Rare Kenbak-1, World’s First Commercial Personal Computer, Heads To Auction

Back before the two Steves (Jobs and Wozniak) hand built and peddled an Apple-I system to a local computer store in Mountain View, California, there was a man named John Blankenbaker working in his garage in Los Angeles to create the Kenbak-1, an 8-bit machine with 256 bytes of memory.

it was constructed in 1970 and went on sale in early 1971, making it the first commercially available personal computer, predating the Apple-I by five years. One of the most impressive things about the Kenbak-1 is that it was a fully assembled PC, whereas many PCs to follow would be sold in kit form.

Kenbak-1
Source: Auction Team Breker / Click to enlarge

Blankenbaker's intention was to build and sell a computer that regular people could afford and learn programming concepts on. His target price was $500, though the retail cost came in a little higher at $750, which would be worth a little over $4,400 today with inflation. That's not exactly cheap, though one of the surviving models is expected to fetch between $22,000 and $40,000 in an auction in Germany.
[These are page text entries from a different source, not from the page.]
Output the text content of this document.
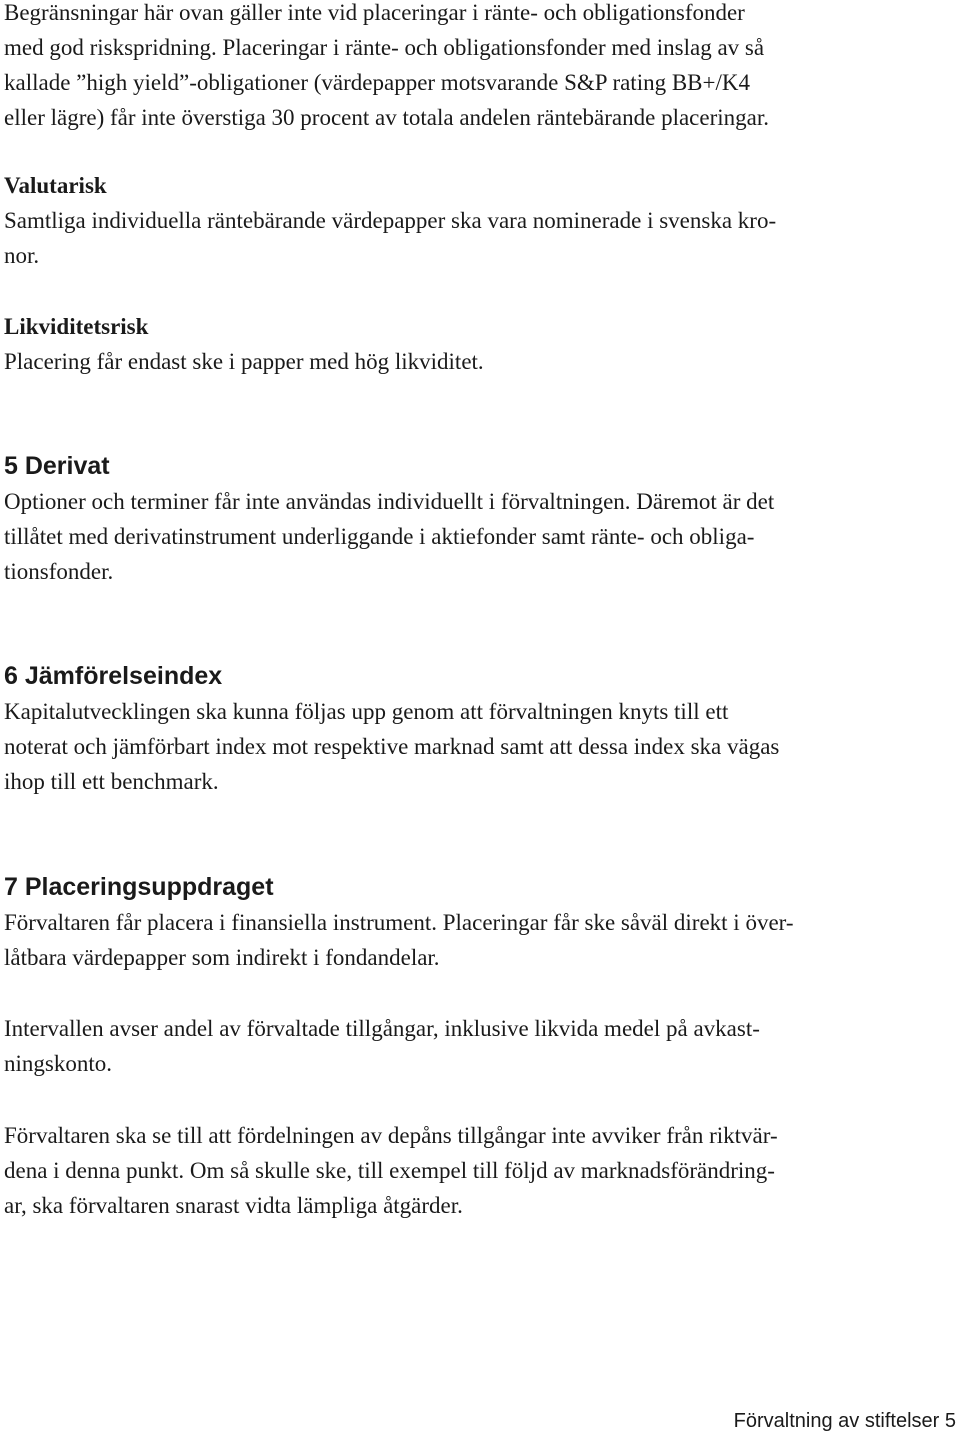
Begränsningar här ovan gäller inte vid placeringar i ränte- och obligationsfonder
med god riskspridning. Placeringar i ränte- och obligationsfonder med inslag av så
kallade ”high yield”-obligationer (värdepapper motsvarande S&P rating BB+/K4
eller lägre) får inte överstiga 30 procent av totala andelen räntebärande placeringar.

Valutarisk

Samtliga individuella räntebärande värdepapper ska vara nominerade i svenska kro-
nor.

Likviditetsrisk

Placering får endast ske i papper med hög likviditet.

5 Derivat

Optioner och terminer får inte användas individuellt i förvaltningen. Däremot är det
tillåtet med derivatinstrument underliggande i aktiefonder samt ränte- och obliga-
tionsfonder.

6 Jämförelseindex

Kapitalutvecklingen ska kunna följas upp genom att förvaltningen knyts till ett
noterat och jämförbart index mot respektive marknad samt att dessa index ska vägas
ihop till ett benchmark.

7 Placeringsuppdraget

Förvaltaren får placera i finansiella instrument. Placeringar får ske såväl direkt i över-
låtbara värdepapper som indirekt i fondandelar.

Intervallen avser andel av förvaltade tillgångar, inklusive likvida medel på avkast-
ningskonto.

Förvaltaren ska se till att fördelningen av depåns tillgångar inte avviker från riktvär-
dena i denna punkt. Om så skulle ske, till exempel till följd av marknadsförändring-
ar, ska förvaltaren snarast vidta lämpliga åtgärder.

Förvaltning av stiftelser 5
Around 40 Kenbak-1 machines were produced between 1971 and 1973, and it's believed that only 10 units remain. The rarity of the Kenbak-1, along with its historical significance, is why the model up for auction is expected to command tens of thousands of dollars.

John Blankenbaker

Of course, this might be the first you're hearing about the Kenbak-1, and that's because it wasn't a commercial success. This was probably due to a combination of the machine's rudimentary design (it didn't connect to a TV like the Apple-I, and instead used switches and lights for input and output) and Blankenbaker's lack of marketing experience. Instead of approaching hobbyists, he tried selling the Kenbak-1 to schools.